Are You Lactose Intolerant?
Intolerant to milk? You are not alone. About three quarters of the world’s population is said to be lactose intolerant! A lack of or a deficiency in an enzyme called “lactase” makes it very difficult for people with lactose intolerance to digest milk sugars (lactose) from dairy products.
In India, around 60 to 70 per cent of people are lactose intolerant. A person with lactose intolerance usually experiences flatulence, bloating, diarrhea or constipation, cramps and nausea. It could also be mistakenly identified as irritable bowel syndrome since symptoms are similar for both conditions.
Many processed and packaged foods use lactose sugars or milk powder in them. Lactose intolerant people could have problems with a wide range of foods from biscuits, ice creams to chocolates.
What do people lose out on if not able to drink milk?
Milk is best known for the calcium it supplies.
Calcium as we all know is what makes the bones and teeth strong. Throughout childhood, calcium is deposited in the bones, leading to attainment of peak bone mass and strength later in life.
Generally, those who are intolerant to milk may be more tolerant to curds or yoghurt. Increasing curds, lassi or yoghurt may be the best option to get adequate calcium. Soya milk, for those who like the taste, can be another option. Low fat paneer and tofu are good sources of calcium as well.

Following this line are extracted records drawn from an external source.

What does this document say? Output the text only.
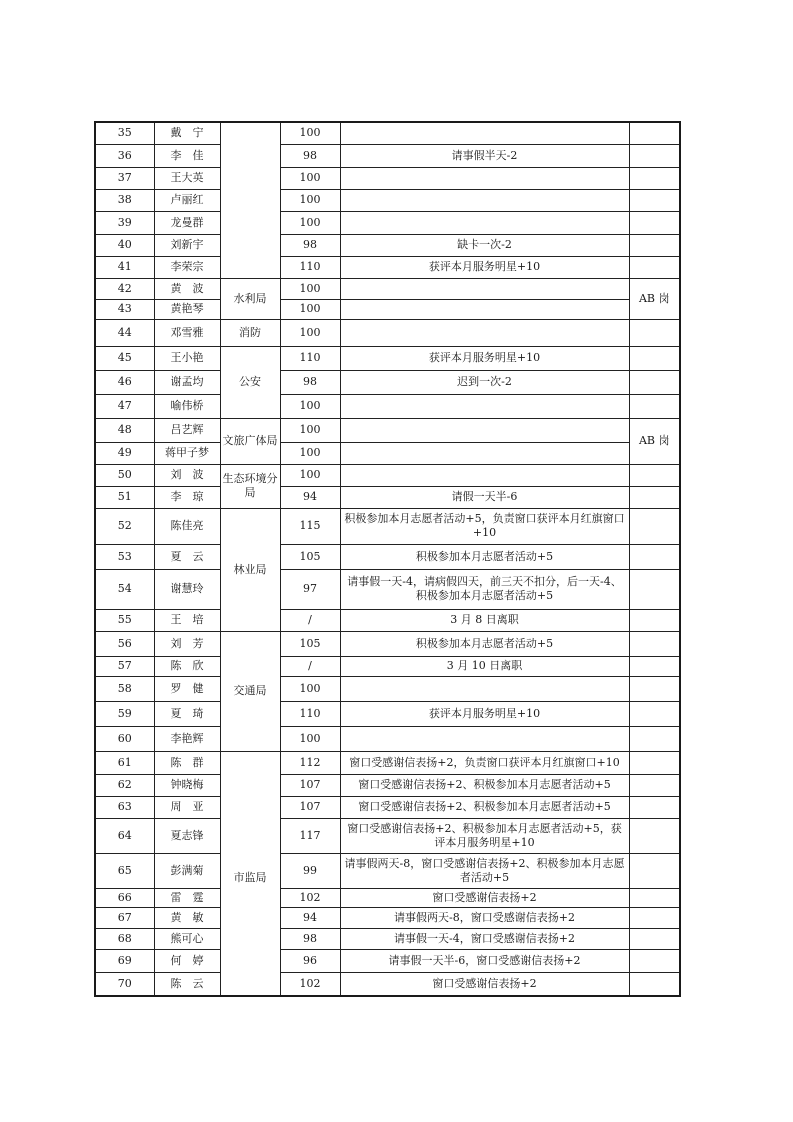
35	戴　宁		100		
36	李　佳		98	请事假半天-2	
37	王大英		100		
38	卢丽红		100		
39	龙曼群		100		
40	刘新宇		98	缺卡一次-2	
41	李荣宗		110	获评本月服务明星+10	
42	黄　波	水利局	100		AB 岗
43	黄艳琴		100		
44	邓雪雅	消防	100		
45	王小艳	公安	110	获评本月服务明星+10	
46	谢孟均		98	迟到一次-2	
47	喻伟桥		100		
48	吕艺辉	文旅广体局	100		AB 岗
49	蒋甲子梦		100		
50	刘　波	生态环境分局	100		
51	李　琼		94	请假一天半-6	
52	陈佳亮	林业局	115	积极参加本月志愿者活动+5，负责窗口获评本月红旗窗口+10	
53	夏　云		105	积极参加本月志愿者活动+5	
54	谢慧玲		97	请事假一天-4，请病假四天，前三天不扣分，后一天-4、积极参加本月志愿者活动+5	
55	王　培		/	3 月 8 日离职	
56	刘　芳	交通局	105	积极参加本月志愿者活动+5	
57	陈　欣		/	3 月 10 日离职	
58	罗　健		100		
59	夏　琦		110	获评本月服务明星+10	
60	李艳辉		100		
61	陈　群	市监局	112	窗口受感谢信表扬+2，负责窗口获评本月红旗窗口+10	
62	钟晓梅		107	窗口受感谢信表扬+2、积极参加本月志愿者活动+5	
63	周　亚		107	窗口受感谢信表扬+2、积极参加本月志愿者活动+5	
64	夏志锋		117	窗口受感谢信表扬+2、积极参加本月志愿者活动+5，获评本月服务明星+10	
65	彭满菊		99	请事假两天-8，窗口受感谢信表扬+2、积极参加本月志愿者活动+5	
66	雷　霆		102	窗口受感谢信表扬+2	
67	黄　敏		94	请事假两天-8，窗口受感谢信表扬+2	
68	熊可心		98	请事假一天-4，窗口受感谢信表扬+2	
69	何　婷		96	请事假一天半-6，窗口受感谢信表扬+2	
70	陈　云		102	窗口受感谢信表扬+2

For non-vegetarians, fish and seafood would be the best source of readily absorbed calcium. Many types of fish provide more than required amounts of calcium in 100 grams of edible portion. But deep frying, cold storage take – away some amount of calcium.
For strict vegetarians, seeds, greens and some whole pulses are the best sources. However, calcium from plant foods is not well absorbed unlike animal foods. Many factors present in plant foods, known as “oxalates” “phytates” or tannins prevent calcium absorption. While 30 to 33 % of calcium from milk and milk products are absorbed, only about 5 to 20 % of calcium may be absorbed from green leaves, seeds and other whole pulses. This means that more of these have to be eaten to compensate for the losses.
For Vegans the protein requirements can be met by consuming tofu(soya paneer), soya milk, whole pulses,seeds, nuts,quinoa and oats.
Vitamin B 12, riboflavin and Vitamin A are some other nutrients that milk is rich in. Adding a multivitamin supplement may be necessary for a vegan as far as getting B 12 is concerned, but other nutrients can be obtained from green leafy vegetables, whole grains, fruits and nuts.